Still, Green thinks rapid delivery players are having an impact. He says they’re “creating an extra layer of demand,” and that some firms are even willing to pay a higher price for “last-mile” facilities focused on speedy shipping.
“It’s a slightly opaque market,” Green said. “There will be less transparency in the deals. There will be one-off deals. They will be prepared to pay a larger per-sq-ft rate to get a certain facility in a certain location.”
Industry executives and investors say that “hyper localization” is key to success in the quick grocery delivery market. Companies are racing to occupy space that’s as close to their customers as possible.
“We think it is a fundamental trend that is based on consumer behavior,” Andrew Gershfeld, a partner at Flint Capital who’s invested in London grocery app Jiffy, told CNBC.
Investors in rapid grocery apps say they’re cheaper to run than traditional stores since they take up less space, don’t need customers to enter in-person and have better insights into their inventory.
“The cost of real estate is truly a rounding error,” Alberto Menolascina, head of U.K. at instant grocery delivery firm Gopuff, told CNBC. “If you think of the revenue that can be generated on a per-site basis, real estate is never really the big cost.”
But the costs can add up quickly. Many rapid grocery services treat couriers as salaried workers, for example, unlike “gig economy” platforms such as Deliveroo which designates them as independent contractors with less benefits.
“The main problem for dark store services right now is [they need] to decrease their picking time and packaging time for orders,” Andrey Podgornov, CEO and co-founder of retail tech firm Qvalon, told CNBC.

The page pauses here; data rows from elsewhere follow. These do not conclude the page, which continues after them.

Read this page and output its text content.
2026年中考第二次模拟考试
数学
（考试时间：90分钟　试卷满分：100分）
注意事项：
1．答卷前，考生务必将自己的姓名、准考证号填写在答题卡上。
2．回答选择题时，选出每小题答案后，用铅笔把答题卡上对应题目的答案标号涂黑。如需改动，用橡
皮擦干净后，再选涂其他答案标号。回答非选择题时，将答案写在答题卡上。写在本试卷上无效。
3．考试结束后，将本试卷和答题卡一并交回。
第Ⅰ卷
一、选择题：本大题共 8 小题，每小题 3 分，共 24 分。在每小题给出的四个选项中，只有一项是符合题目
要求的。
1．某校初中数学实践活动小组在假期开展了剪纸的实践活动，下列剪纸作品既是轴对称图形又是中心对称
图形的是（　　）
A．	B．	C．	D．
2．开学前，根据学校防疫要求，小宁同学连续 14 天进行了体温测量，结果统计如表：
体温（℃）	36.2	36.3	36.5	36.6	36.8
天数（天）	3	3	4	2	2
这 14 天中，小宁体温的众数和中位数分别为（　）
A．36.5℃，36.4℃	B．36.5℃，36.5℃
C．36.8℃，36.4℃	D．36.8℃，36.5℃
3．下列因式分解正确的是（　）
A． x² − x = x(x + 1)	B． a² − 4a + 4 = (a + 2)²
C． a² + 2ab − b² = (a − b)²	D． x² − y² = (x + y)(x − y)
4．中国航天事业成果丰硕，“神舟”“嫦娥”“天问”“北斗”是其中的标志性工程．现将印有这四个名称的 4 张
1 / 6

The companies also need to buy stock from wholesalers to fill up their inventories. Inflation in commercial rents could further add to the dark store firms’ cost pressures.
Rapid delivery firms “tend to start off in cheaper areas,” said John Mercer, global head of research for analysis firm Coresight, “but then once they move into more affluent areas, they obviously need to pay up the real estate.”
“As companies do attempt to move into more premium spaces and cities, they have to pay more for the real estate they take.”
Rising inflation has been the story of 2021 for investors, who worry the global economy may be overheating as demand for services ripped higher after countries wound back Covid-19 restrictions.
The logistics market was already experiencing tightness due to supply chain disruptions, Green said. Post-lockdown, demand for smaller industrial units is now “stronger than ever.”